In South Africa, I had a BMW 1200 cruiser – a real collector’s item in time to come, I suspect – on which I commuted to work every day.  Sadly, I had to leave it behind when we came to Canada, and a replacement is not viewed with much enthusiasm by the family following our son-in-law’s near fatal crash on his BMW 1300 5 years ago.

So I have to find other limits to push.  And what seems to me to follow naturally in the high-risk category is how far I’m prepared to go for the gospel.  This is particularly so when I find that vast swathes of the world (hundreds of millions of people) are either of another persuasion, and simply don’t know about Jesus – or don’t know enough about him – or they think they know about Jesus, but are being preached an alternative and erroneous gospel that leads them to hell.

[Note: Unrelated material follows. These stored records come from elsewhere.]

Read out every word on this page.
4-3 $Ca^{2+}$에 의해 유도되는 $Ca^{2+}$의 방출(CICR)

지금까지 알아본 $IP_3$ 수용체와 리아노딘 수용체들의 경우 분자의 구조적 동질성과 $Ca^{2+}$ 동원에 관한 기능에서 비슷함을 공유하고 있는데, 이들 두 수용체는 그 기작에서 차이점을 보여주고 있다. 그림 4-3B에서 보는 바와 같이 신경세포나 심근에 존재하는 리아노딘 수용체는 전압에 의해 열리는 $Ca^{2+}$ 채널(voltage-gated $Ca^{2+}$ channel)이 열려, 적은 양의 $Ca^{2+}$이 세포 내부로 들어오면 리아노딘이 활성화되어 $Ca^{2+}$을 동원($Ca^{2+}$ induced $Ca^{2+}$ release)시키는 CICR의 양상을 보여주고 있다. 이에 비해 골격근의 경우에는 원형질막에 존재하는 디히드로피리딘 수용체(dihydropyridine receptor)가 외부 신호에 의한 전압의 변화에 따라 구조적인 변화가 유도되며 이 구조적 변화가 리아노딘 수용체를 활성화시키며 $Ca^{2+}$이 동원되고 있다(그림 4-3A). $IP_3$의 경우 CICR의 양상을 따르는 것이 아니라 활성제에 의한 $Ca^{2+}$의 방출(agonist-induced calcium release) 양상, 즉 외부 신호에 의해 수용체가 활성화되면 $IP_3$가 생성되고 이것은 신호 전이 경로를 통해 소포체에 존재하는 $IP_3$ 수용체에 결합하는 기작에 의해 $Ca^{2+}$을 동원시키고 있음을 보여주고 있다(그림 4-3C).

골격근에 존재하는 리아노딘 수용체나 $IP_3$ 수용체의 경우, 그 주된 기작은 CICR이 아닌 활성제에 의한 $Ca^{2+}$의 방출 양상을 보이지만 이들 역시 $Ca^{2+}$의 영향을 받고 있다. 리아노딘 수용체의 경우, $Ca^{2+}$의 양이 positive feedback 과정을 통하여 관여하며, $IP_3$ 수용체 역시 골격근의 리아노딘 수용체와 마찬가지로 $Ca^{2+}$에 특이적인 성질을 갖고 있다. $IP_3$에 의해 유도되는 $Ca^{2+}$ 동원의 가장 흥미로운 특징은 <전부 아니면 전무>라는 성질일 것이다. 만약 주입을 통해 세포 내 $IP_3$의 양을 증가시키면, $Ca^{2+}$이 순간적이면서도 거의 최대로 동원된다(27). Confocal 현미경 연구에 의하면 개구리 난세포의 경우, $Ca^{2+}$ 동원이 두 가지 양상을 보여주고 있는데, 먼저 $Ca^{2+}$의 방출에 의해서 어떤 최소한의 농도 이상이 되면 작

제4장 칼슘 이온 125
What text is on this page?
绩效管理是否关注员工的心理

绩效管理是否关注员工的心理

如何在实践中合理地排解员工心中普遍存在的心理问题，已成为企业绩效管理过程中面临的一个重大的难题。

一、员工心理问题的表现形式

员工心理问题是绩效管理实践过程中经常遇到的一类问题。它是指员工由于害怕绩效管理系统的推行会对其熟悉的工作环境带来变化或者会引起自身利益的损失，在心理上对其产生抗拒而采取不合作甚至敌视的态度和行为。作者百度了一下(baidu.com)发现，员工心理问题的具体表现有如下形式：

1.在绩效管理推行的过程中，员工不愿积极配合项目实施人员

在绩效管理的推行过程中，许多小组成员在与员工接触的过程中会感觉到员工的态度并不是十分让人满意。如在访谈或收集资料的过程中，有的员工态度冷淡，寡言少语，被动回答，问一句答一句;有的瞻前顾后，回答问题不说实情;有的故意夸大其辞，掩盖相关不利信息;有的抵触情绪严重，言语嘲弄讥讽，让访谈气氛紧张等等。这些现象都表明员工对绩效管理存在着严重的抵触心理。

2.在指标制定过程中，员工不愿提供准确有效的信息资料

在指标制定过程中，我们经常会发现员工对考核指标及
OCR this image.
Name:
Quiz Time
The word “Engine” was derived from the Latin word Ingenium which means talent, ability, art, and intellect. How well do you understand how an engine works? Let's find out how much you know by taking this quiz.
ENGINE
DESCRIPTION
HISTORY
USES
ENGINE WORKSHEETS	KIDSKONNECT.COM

I feel that all of us need to push the limits on this topic, if we care about it at all.  Jesus said that we would be pulled over by the speed cops, fined, have our licenses taken away, and so on.  But that didn’t stop the early disciples, it didn’t stop my difficult friend Paul, and it certainly didn’t stop Jesus himself!

We have to be prepared to push our soul-motors to the limit – and then some more – if we are to have any impact on those around us.  It’s not enough to have a big, Harley-Davidson noise, farting along the road, saying, ‘Look at me!  Aren’t I the best?’  That’s no performance at all!  Better to be screaming into the curves on your Honda 90 with folks looking at you and saying, ‘Wow, look at that guy go!  I want to be like that!’

So, break the limit for Jesus – and see what you can do!